The questions on the grammar and reading section, as well as the listening section are basically the same as those found on the N5 test, however done with more difficult topics and more advanced vocabulary and grammar.
The Japanese Language Proficiency Test – Level N3
The N3 test is the new test introduced in 2009 to close the gap in difficulty between the previous test levels 2 and 3. The pre-2009 level 3 is most similar to the current N4 test described above. N3 is the highest of these intermediate levels.
If you previously took the JLPT and passed level 3, continued to study and are wondering what test to take, you may have a good shot at passing the next sequential level which is N3, though students who have advanced a great deal may even want to give the N2 level a try.
The N3 level of the Japanese Language Proficiency Test features a 30 minute vocabulary section (the same length as the N4), a 70 minute grammar and reading section, and an slightly longer listening section of 40 minutes. The actual test time of the N3 is a total of 140 minutes all together.
The vocabulary question types are the same as level N4, but with much more advanced vocabulary and sentences. By N3, test-takers are expected to be relatively proficient with familiar or everyday topics and words. More specific content, topics, and vocabulary should be mastered by this time, and test-takers should also be able to understand such things as newspaper headlines or summaries of information.
Slightly difficult reading passages are also introduced here with more difficult concepts being explained with alternative and easier to understand language. The N3 test also introduces longer passages into the reading and grammar section of the test.
In the listening test, longer and more “natural” conversations are introduced. The speed with which the speakers speak is also faster than levels N4 and N5. The N3 conversations are said to take place at “near-native level speed”. Listeners are expected to also pick up and infer information from conversations, such as the relationships between speakers among other things.

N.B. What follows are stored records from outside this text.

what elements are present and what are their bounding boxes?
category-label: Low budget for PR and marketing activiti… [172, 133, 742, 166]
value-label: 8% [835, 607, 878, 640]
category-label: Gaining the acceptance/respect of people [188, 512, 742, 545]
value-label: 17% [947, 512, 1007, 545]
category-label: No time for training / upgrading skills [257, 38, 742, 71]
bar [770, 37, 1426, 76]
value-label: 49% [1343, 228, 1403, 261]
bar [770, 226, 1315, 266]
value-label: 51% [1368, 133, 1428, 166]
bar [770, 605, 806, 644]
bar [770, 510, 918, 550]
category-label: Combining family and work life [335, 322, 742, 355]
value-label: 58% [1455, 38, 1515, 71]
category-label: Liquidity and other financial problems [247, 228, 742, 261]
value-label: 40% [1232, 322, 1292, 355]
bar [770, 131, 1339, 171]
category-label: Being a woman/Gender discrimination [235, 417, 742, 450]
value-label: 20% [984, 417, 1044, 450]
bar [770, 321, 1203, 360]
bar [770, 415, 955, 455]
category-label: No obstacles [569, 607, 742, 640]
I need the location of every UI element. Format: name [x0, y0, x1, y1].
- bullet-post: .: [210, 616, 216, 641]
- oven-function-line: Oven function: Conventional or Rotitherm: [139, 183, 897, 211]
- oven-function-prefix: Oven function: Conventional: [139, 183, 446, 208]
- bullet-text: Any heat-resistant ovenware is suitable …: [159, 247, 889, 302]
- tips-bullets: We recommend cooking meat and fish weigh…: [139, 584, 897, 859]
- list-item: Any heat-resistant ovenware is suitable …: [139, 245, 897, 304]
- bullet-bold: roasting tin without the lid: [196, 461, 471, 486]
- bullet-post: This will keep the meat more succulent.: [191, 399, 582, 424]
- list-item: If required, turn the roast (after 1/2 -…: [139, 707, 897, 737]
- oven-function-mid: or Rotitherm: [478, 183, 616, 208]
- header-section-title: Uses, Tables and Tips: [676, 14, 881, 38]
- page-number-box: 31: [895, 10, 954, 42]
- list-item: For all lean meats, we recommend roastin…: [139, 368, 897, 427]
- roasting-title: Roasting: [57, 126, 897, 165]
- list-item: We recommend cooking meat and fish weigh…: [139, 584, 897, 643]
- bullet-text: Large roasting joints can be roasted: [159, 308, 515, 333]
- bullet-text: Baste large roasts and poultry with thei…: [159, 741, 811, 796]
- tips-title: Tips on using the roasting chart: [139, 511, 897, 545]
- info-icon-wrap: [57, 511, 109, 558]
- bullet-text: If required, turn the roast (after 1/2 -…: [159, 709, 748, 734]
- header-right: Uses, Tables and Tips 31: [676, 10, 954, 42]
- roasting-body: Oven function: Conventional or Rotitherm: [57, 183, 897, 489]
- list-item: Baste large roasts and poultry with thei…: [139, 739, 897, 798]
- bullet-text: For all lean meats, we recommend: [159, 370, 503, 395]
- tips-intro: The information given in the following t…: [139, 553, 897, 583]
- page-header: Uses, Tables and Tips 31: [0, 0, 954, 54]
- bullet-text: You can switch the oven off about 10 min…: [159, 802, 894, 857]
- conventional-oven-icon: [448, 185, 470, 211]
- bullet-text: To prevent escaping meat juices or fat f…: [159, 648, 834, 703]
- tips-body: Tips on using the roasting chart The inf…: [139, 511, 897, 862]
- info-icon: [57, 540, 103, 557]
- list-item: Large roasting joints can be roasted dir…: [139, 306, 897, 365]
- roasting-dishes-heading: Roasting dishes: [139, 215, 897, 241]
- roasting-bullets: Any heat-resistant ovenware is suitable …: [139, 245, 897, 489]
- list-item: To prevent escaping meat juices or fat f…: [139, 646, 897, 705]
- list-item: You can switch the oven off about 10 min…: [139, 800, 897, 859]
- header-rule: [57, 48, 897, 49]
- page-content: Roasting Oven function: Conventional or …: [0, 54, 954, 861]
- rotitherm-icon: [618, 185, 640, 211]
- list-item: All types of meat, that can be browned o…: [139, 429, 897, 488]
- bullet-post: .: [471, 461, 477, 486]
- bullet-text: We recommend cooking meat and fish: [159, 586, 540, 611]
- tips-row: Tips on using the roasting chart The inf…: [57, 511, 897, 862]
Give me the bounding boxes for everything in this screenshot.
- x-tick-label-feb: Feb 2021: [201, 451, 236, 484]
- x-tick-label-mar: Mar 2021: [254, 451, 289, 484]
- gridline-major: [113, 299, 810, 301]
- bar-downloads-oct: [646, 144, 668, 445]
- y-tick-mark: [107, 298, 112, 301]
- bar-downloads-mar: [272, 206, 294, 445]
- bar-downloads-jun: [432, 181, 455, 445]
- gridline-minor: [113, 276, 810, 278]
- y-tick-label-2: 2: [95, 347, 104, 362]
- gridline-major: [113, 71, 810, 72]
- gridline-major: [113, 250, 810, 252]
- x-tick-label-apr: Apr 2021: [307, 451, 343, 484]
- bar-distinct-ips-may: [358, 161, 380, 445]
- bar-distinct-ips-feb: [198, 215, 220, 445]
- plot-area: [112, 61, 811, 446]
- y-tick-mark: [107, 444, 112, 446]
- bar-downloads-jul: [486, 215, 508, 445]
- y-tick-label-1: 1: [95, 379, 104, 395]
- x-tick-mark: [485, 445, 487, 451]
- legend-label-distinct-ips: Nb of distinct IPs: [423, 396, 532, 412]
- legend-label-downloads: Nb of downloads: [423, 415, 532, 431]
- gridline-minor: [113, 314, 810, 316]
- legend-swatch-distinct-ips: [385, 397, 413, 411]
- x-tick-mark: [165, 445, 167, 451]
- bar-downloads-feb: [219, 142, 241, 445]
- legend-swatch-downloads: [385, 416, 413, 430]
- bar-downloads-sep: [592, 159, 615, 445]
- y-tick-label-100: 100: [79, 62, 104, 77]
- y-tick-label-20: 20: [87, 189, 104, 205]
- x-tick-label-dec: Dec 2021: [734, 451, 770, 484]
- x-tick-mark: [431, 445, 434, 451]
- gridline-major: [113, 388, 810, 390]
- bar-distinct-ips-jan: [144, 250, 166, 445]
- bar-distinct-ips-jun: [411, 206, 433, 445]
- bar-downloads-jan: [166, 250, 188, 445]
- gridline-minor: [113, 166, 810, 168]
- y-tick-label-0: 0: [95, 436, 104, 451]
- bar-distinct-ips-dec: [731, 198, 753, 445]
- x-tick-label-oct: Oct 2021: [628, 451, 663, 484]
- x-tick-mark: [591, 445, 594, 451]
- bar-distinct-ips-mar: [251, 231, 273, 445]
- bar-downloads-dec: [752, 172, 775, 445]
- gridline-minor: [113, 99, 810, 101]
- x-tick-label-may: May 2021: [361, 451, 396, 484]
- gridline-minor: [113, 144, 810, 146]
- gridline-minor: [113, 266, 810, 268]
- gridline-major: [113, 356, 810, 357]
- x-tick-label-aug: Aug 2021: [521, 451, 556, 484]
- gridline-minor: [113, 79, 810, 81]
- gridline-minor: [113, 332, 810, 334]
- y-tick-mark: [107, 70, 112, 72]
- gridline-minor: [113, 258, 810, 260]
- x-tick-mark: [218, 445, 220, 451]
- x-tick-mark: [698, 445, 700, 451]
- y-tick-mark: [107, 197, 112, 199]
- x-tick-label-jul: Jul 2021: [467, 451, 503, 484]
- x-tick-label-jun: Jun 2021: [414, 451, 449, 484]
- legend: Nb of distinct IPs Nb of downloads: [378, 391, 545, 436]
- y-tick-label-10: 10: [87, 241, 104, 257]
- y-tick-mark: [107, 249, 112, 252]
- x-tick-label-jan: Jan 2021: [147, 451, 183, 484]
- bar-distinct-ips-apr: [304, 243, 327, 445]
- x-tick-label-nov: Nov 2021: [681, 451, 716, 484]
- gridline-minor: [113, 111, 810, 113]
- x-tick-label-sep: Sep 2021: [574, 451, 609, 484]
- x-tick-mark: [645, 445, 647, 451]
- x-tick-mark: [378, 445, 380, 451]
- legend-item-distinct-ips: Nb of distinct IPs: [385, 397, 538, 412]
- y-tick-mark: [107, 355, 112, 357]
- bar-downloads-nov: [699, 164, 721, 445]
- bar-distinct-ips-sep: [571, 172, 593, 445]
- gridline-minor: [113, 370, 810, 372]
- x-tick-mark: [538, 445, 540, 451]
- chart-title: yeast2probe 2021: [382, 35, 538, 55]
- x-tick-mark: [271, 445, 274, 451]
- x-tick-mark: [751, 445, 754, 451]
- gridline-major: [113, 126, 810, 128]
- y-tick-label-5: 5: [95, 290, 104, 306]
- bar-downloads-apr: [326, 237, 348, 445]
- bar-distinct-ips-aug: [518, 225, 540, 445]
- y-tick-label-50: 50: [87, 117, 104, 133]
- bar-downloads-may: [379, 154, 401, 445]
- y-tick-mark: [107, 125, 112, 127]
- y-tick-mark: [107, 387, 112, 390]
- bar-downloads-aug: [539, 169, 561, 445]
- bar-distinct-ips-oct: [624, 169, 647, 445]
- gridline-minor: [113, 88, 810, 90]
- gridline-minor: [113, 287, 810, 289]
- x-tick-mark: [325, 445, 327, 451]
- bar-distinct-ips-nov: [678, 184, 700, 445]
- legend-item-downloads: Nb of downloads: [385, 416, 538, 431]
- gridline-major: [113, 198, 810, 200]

The listening section on the N3 test also introduces a cultural element, or gleaning a speaker’s intention based on their words. This may not always be direct, and so requires some familiarity with Japanese language communication strategies.
The JLPT N3 listening test also tests usage of verbal expressions using drawings and asking test-takers to choose the correct expression for a given situation. A person in a drawing of a situation is indicated by an arrow. Test-takers listen to a question asked and must respond as the person indicated should, using correct and appropriate Japanese conversation.
Conclusion and Further Investigations
The JLPT provides a sample question for each type of question found on each level of the JLPT. This can be useful for people who are just trying to choose a level to start studying for, or people who want to know what the questions on the test actually look at. JLPT Sample Questions by Level.
The tests can be a great way to self-check your Japanese language ability, or also to network with other people learning Japanese in your area. Knowing the question types and choosing the appropriate test level can ensure that taking the Japanese Language Proficiency Test can be both enjoyable and productive for you. Now that the exam is offered twice a year, the JLPT can be a regular part of any Japanese curriculum.